We went back into the garage, trying not to look like guilty trespassers, and I was headed towards the sidewalk when Colette smacked me on the shoulder.


She crossed her arms and looked at me. “Well, don’t you think maybe you should BUY something, given the circumstances?”

I rolled my eyes but she did have a point. I grabbed a ratty pair of Keds from the table next to me, paid my quarter and we left.

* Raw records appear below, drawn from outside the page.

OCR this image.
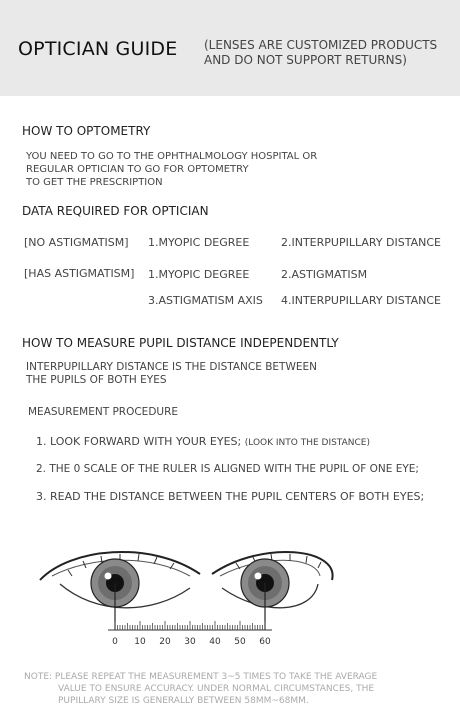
OPTICIAN GUIDE (LENSES ARE CUSTOMIZED PRODUCTS
AND DO NOT SUPPORT RETURNS)
HOW TO OPTOMETRY
YOU NEED TO GO TO THE OPHTHALMOLOGY HOSPITAL OR
REGULAR OPTICIAN TO GO FOR OPTOMETRY
TO GET THE PRESCRIPTION
DATA REQUIRED FOR OPTICIAN
[NO ASTIGMATISM] 1.MYOPIC DEGREE	2.INTERPUPILLARY DISTANCE
[HAS ASTIGMATISM] 1.MYOPIC DEGREE	2.ASTIGMATISM
3.ASTIGMATISM AXIS 4.INTERPUPILLARY DISTANCE
HOW TO MEASURE PUPIL DISTANCE INDEPENDENTLY
INTERPUPILLARY DISTANCE IS THE DISTANCE BETWEEN
THE PUPILS OF BOTH EYES
MEASUREMENT PROCEDURE
1. LOOK FORWARD WITH YOUR EYES; (LOOK INTO THE DISTANCE)
2. THE 0 SCALE OF THE RULER IS ALIGNED WITH THE PUPIL OF ONE EYE;
3. READ THE DISTANCE BETWEEN THE PUPIL CENTERS OF BOTH EYES;
0 10 20 30 40 50 60
NOTE: PLEASE REPEAT THE MEASUREMENT 3~5 TIMES TO TAKE THE AVERAGE
VALUE TO ENSURE ACCURACY. UNDER NORMAL CIRCUMSTANCES, THE
PUPILLARY SIZE IS GENERALLY BETWEEN 58MM~68MM.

Money well spent because even though they weren’t my size, I got what I went there to get. A good story.

I don’t know if either one of the monster houses will pan out for a story setting but I noticed this morning that the windowless one with the overgrown fruit trees had a “For Sale” sign in the front yard. Maybe the realtor will have an open house. Hmmm, where’s that notebook? And what’s the e-mail address for the SyFy Channel?

  1. LMAO! I can picture the homeowner of the little hacienda catching you with a notebook in your hand writing things down. Enjoyed reading this – I love your sense of humor!

  2. Kay Vallery Young says:

    Loved it, Kelly! I dream of old (and sometimes new) houses, too. In fact, my favorite picture ever was of a big white house with empty windows, no landscaping–but it was a BIG white house with a couple of interesting angles. It was in my neurologist’s office, and I could imagine that every patient who ever went into that office had populated that house with characters of their own imaginings and Christmas celebrations, birthday parties, weddings–and even wakes. The mind is a wonderful place–and yours is filled with wonderful stories. Thank you for sharing!

    • Good to hear from you, Kay. Liked your comment about the house picture. I used to have a picture of a beach house over my desk in my old office. When I was having a bad day, I’d “escape” into it. Some days I swear I could feel the breeze rolling in off the water and see the party lanterns swaying on the eaves of the porch. Lynnette clearly gets her gift of imagination from you!

  3. From the perspective of someone else who has been your lookout, you are both incorrigible and fun. I don’t doubt for a minute this happened exactly as told. Too bad the Keds didn’t fit.

  4. I would be nothing without my look-outs…and I would have a lot less milk crates, too. Ah, well, the Keds served their purpose, didn’t they?!?